Le robot tondeuse a longtemps été un gadget de technophile. Ce n’est plus le cas. Les prix ont baissé, les modèles sans câble périphérique se sont généralisés et la fiabilité a fait un bond. Reste la vraie question, est-ce un achat rentable pour un particulier, ou un caprice à quatre chiffres ? Faisons les comptes.
Combien coûte réellement un robot tondeuse ?
Le prix d’achat
En 2026, les fourchettes constatées sont les suivantes.
- Entrée de gamme (jusqu’à 400 m2) entre 400 et 700 euros
- Milieu de gamme (400 à 1 000 m2) entre 700 et 1 300 euros
- Haut de gamme et modèles GPS/caméra sans câble entre 1 300 et 2 500 euros
Les coûts cachés
On les oublie souvent au moment de l’achat. Les lames se remplacent deux à quatre fois par saison (10 à 20 euros le jeu), la batterie tient en général 3 à 6 ans (100 à 300 euros le remplacement), et la consommation électrique reste modeste, autour de 10 à 30 euros par an pour une pelouse moyenne. Certains modèles connectés ajoutent un abonnement 4G optionnel pour l’antivol.
Le calcul de rentabilité
Face à une tondeuse classique
Une bonne tondeuse thermique coûte 300 à 800 euros, plus le carburant, l’huile et les révisions, soit environ 50 à 100 euros par an. Sur le seul plan matériel, le robot est donc rarement gagnant. Ce n’est pas là qu’il faut chercher la rentabilité.
Face à votre temps
C’est le vrai sujet. Pour une pelouse de 500 m2, comptez 30 à 45 minutes de tonte hebdomadaire, ramassage et vidage du bac compris, d’avril à octobre. Soit 15 à 20 heures par an minimum. Valorisez votre heure comme vous l’entendez, mais si vous faisiez appel à un jardinier à 35 ou 40 euros de l’heure, la tonte annuelle coûterait 600 à 800 euros. Un robot à 1 000 euros est alors amorti en moins de deux saisons.

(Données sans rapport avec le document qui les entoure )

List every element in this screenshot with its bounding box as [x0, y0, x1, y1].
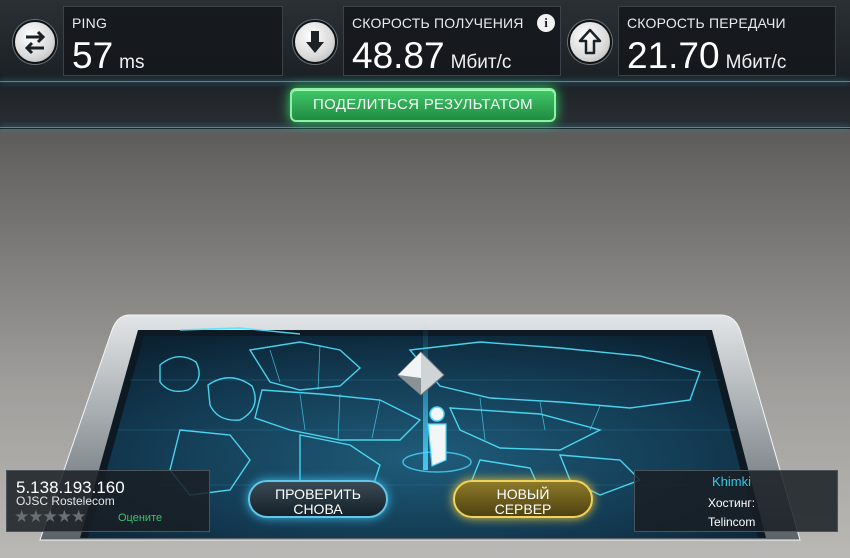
ping-value: 57 ms	[72, 35, 144, 77]
ping-arrows-icon	[13, 20, 57, 64]
download-panel: СКОРОСТЬ ПОЛУЧЕНИЯ 48.87 Мбит/с	[343, 6, 561, 76]
upload-label: СКОРОСТЬ ПЕРЕДАЧИ	[627, 15, 786, 31]
download-unit: Мбит/с	[450, 52, 512, 73]
download-arrow-icon	[293, 20, 337, 64]
upload-unit: Мбит/с	[725, 52, 787, 73]
client-isp: OJSC Rostelecom	[16, 494, 115, 508]
hosting-provider: Telincom	[708, 515, 756, 529]
hosting-label: Хостинг:	[708, 496, 756, 510]
share-result-button[interactable]: ПОДЕЛИТЬСЯ РЕЗУЛЬТАТОМ	[290, 88, 556, 122]
rate-link[interactable]: Оцените	[118, 512, 162, 524]
upload-panel: СКОРОСТЬ ПЕРЕДАЧИ 21.70 Мбит/с	[618, 6, 836, 76]
test-again-button[interactable]: ПРОВЕРИТЬ СНОВА	[248, 480, 388, 518]
upload-number: 21.70	[627, 35, 720, 76]
header-divider-bottom	[0, 127, 850, 128]
upload-arrow-icon	[568, 20, 612, 64]
ping-unit: ms	[119, 52, 145, 73]
ping-number: 57	[72, 35, 114, 76]
ping-label: PING	[72, 15, 108, 31]
download-label: СКОРОСТЬ ПОЛУЧЕНИЯ	[352, 15, 524, 31]
info-icon[interactable]: i	[537, 14, 555, 32]
ping-panel: PING 57 ms	[63, 6, 283, 76]
download-number: 48.87	[352, 35, 445, 76]
rating-stars[interactable]: ★★★★★	[14, 507, 86, 527]
new-server-button[interactable]: НОВЫЙ СЕРВЕР	[453, 480, 593, 518]
server-city: Khimki	[712, 474, 752, 489]
test-again-line2: СНОВА	[293, 501, 343, 517]
download-value: 48.87 Мбит/с	[352, 35, 511, 77]
results-header: PING 57 ms СКОРОСТЬ ПОЛУЧЕНИЯ 48.87 Мбит/с…	[0, 0, 850, 129]
user-marker-icon	[427, 406, 447, 467]
test-again-line1: ПРОВЕРИТЬ	[275, 486, 361, 502]
header-divider-top	[0, 81, 850, 82]
upload-value: 21.70 Мбит/с	[627, 35, 786, 77]
new-server-line1: НОВЫЙ	[496, 486, 550, 502]
new-server-line2: СЕРВЕР	[494, 501, 552, 517]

Le bonus que personne n’anticipe, la qualité du gazon
En tondant tous les jours quelques millimètres, le robot pratique le mulching permanent. L’herbe coupée finement retombe au sol et nourrit la pelouse. Résultat constaté chez la plupart des utilisateurs, un gazon plus dense, plus vert, avec moins de mousse et moins d’engrais. C’est un gain difficile à chiffrer mais bien réel.
Dans quels cas le robot n’est pas le bon choix
- Terrain très morcelé ou encombré avec de multiples passages étroits, des jouets qui traînent, des massifs non délimités. Le robot passera son temps bloqué.

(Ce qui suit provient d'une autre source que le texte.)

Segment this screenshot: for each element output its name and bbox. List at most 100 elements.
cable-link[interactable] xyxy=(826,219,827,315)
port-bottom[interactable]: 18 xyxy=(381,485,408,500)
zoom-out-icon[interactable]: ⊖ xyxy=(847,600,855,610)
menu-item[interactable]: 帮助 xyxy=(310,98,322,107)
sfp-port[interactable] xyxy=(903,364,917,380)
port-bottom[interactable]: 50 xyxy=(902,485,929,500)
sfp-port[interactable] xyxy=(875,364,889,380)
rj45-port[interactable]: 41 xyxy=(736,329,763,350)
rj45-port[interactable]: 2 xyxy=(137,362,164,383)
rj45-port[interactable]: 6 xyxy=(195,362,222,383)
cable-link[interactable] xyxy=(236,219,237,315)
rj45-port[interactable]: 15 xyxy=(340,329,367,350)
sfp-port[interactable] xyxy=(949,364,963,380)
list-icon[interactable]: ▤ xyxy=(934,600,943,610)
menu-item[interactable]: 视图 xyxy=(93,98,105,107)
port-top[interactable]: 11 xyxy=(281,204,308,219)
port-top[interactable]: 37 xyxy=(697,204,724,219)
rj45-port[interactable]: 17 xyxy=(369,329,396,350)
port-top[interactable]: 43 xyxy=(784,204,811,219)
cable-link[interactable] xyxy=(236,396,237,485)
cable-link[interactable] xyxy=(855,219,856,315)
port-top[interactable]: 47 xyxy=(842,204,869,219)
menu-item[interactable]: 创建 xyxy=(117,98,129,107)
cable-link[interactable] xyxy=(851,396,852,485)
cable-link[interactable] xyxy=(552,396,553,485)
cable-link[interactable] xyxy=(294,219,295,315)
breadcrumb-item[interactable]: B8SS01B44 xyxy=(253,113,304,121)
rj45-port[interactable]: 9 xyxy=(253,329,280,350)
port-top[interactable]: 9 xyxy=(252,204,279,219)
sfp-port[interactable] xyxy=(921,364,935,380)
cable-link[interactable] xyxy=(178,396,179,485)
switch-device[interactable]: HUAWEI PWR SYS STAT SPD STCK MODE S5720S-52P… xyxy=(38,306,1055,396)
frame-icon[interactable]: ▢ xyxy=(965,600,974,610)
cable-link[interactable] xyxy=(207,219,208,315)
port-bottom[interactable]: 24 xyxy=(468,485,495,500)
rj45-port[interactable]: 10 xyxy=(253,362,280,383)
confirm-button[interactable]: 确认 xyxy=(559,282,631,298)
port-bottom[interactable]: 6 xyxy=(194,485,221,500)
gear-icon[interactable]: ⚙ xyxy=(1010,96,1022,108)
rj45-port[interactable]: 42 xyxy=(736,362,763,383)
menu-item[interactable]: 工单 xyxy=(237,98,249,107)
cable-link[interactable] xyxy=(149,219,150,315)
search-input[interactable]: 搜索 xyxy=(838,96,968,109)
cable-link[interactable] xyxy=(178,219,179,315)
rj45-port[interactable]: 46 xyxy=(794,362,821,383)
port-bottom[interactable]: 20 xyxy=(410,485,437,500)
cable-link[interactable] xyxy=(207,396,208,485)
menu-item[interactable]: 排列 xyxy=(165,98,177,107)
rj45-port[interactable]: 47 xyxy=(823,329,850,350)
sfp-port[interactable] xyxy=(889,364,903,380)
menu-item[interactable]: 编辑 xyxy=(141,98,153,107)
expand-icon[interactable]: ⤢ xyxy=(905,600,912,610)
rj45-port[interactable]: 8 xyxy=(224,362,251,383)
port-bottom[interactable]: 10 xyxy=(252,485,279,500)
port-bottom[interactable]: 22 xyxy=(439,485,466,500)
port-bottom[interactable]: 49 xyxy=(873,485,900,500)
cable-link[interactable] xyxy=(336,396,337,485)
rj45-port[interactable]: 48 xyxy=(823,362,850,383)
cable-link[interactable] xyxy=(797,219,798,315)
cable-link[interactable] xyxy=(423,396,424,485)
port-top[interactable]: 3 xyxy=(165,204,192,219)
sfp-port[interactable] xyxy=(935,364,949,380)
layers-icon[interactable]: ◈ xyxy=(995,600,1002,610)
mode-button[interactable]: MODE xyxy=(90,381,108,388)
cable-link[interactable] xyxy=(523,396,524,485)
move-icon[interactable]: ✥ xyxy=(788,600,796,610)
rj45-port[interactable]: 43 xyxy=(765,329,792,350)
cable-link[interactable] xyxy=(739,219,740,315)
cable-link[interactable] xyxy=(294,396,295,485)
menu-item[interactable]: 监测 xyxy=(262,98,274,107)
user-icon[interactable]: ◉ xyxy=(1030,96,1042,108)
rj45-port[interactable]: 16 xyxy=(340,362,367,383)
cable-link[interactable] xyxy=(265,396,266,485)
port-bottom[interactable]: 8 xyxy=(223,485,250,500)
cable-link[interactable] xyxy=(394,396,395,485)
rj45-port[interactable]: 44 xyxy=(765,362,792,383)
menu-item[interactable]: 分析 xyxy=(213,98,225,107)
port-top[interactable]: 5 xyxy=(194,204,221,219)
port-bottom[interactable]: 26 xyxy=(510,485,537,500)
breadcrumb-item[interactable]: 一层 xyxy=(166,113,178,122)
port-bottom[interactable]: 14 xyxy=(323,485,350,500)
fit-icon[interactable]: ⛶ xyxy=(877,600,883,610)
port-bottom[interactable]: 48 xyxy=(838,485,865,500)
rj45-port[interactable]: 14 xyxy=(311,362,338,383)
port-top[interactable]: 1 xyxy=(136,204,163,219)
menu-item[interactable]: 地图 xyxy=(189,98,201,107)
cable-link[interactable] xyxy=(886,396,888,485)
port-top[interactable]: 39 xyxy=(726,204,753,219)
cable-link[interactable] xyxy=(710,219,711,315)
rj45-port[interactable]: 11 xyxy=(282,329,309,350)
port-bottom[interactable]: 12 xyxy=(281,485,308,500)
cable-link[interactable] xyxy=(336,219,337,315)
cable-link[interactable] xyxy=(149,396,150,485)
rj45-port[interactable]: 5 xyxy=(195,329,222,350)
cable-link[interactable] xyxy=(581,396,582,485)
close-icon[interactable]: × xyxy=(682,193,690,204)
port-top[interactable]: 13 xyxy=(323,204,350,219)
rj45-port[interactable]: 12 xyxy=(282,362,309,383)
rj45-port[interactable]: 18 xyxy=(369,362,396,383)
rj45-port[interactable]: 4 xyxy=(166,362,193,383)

- Fortes pentes au-delà de 35 à 45 % selon les modèles, il patine ou s’arrête.
- Petites surfaces en dessous de 150 m2, une tondeuse électrique filaire à 150 euros ou même une tondeuse manuelle fait très bien le travail.
- Pelouse fleurie ou refuge de biodiversité. La tonte quotidienne est incompatible avec une prairie fleurie, et les passages nocturnes présentent un risque pour les hérissons. Si vous gardez un robot, programmez-le uniquement de jour.
Câble périphérique ou navigation GPS ?
Les modèles à câble enterré restent moins chers et très fiables, mais l’installation prend une demi-journée et toute modification du jardin oblige à reprendre le câble. Les modèles à navigation par GPS RTK ou caméra, apparus en force depuis 2023, se paramètrent depuis une application en dessinant les zones de tonte. Plus chers à l’achat, ils sont devenus le choix par défaut pour les jardins qui évoluent ou les terrains complexes.
Verdict
Pour une pelouse dégagée de 300 à 1 500 m2 et un propriétaire qui n’aime pas tondre, le robot est un des rares équipements de jardin réellement rentables, à condition de le voir comme un achat de temps et non d’argent. Pour les petites surfaces, les terrains complexes ou les amoureux de prairies naturelles, l’ancienne méthode garde toute sa pertinence. Et tondre soi-même le samedi matin reste, pour certains, un plaisir qui ne se délègue pas.